2.İstisna, kurumların en az iki tam yıl süresiyle aktiflerinde yer alan iştirak hissesi ve taşınmazların satışı suretiyle gerçekleşen devir ve tesliminde uygulanabilecektir.
3.İstisna “satış” yoluyla gerçekleştirilen devir ve teslimlerde uygulanabilecektir. Bağış ve hibe şeklindeki devir ve teslimler istisna kapsamı dışında tutulmuştur.
4.İştirak hissesi ve taşınmazların ticaretini yapanların ticaret amacıyla elde tuttukları bu mevcutların devir ve teslimi istisna kapsamı dışındadır.
Konut yapı kooperatiflerinin söz konusu istisna hükmünden faydalanıp, faydalanamayacağı hususunda, yukarıda belirtilen 4 numaralı şart Gelir idaresinin görüşlerinde belirleyici olmaktadır.

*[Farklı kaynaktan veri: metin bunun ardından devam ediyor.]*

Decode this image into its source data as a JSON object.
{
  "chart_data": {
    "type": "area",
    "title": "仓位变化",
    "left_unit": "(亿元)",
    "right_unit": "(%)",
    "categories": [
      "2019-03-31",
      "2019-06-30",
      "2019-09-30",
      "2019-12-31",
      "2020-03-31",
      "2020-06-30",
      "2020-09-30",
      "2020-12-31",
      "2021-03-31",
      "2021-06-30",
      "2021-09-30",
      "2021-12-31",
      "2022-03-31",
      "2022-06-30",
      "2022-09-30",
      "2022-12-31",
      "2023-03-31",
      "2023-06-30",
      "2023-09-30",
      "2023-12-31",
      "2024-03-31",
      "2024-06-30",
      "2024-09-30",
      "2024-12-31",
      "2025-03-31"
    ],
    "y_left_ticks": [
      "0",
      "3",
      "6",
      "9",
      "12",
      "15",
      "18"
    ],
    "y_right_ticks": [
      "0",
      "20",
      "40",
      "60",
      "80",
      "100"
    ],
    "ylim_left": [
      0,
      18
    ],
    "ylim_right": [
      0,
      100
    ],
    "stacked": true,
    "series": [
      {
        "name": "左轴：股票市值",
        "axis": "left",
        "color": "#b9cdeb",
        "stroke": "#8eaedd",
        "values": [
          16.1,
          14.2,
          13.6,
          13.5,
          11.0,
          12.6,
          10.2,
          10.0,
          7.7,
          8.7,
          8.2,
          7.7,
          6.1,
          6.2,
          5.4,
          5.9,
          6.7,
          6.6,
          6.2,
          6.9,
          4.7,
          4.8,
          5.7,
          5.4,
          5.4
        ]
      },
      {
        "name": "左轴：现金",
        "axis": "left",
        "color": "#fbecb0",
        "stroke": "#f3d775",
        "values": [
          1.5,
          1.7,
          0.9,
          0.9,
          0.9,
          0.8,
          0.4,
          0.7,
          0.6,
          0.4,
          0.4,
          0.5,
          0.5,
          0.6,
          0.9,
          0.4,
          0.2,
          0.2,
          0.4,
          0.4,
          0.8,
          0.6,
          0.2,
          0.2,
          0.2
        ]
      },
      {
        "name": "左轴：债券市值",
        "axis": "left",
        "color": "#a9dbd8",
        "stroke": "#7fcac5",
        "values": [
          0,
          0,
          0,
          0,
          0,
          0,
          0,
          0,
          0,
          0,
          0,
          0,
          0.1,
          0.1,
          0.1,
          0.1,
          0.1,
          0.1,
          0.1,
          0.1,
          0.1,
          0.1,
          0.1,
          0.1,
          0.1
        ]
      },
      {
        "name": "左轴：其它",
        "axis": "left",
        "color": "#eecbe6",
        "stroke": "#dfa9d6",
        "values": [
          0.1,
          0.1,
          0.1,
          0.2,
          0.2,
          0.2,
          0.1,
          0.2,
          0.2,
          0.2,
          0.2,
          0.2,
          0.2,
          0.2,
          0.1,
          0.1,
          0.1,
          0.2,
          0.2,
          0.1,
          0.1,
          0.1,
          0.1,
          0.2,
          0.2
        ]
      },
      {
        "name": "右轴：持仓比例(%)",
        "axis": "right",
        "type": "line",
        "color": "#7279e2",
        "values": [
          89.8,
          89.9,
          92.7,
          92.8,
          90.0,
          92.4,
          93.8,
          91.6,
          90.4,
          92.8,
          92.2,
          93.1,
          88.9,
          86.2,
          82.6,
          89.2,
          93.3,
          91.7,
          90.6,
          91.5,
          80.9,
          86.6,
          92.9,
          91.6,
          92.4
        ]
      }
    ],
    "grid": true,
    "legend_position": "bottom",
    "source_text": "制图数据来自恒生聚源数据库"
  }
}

III. KONUT YAPI KOOPERATİFLERİNİN İSTİSNA KARŞISINDAKİ DURUMU:
Kooperatifin tanımı 24.04.1969 tarihli 1163 sayılı Kooperatifler Kanununun[3] 1. maddesinde;
“Tüzel kişiliği haiz olmak üzere ortaklarının belirli ekonomik menfaatlerini ve özellikle meslek ve geçimlerine ait ihtiyaçlarını karşılıklı yardım, dayanışma ve kefalet suretiyle sağlayıp korumak amacıyla gerçek ve kamu tüzel kişileri ile özel idareler, belediyeler, köyler, cemiyetler ve dernekler tarafından kurulan değişir ortaklı ve değişir sermayeli teşekküllere kooperatif denir.”
şeklinde yapılmış olup, kooperatifler, türü ne olursa olsun, kurumlar vergisi mükellefidir. Ancak kooperatifler, üyelerin meslek ve geçimlerine ait ihtiyaçlarının karşılıklı dayanışma ve yardımlaşma ile sağlanması esasıyla kurulmaları dolayısıyla, Kurumlar Vergisi Kanununun 4. maddesinin birinci fıkrasının (k) bendi ile tüketim ve taşımacılık kooperatifleri hariç olmak üzere dışında kalan kooperatifler belirli şartlarla kurumlar vergisinden muaf tutulmuştur. Böylece vergilendirmede sosyal amaç ile ticari amaç ayrıştırılmıştır.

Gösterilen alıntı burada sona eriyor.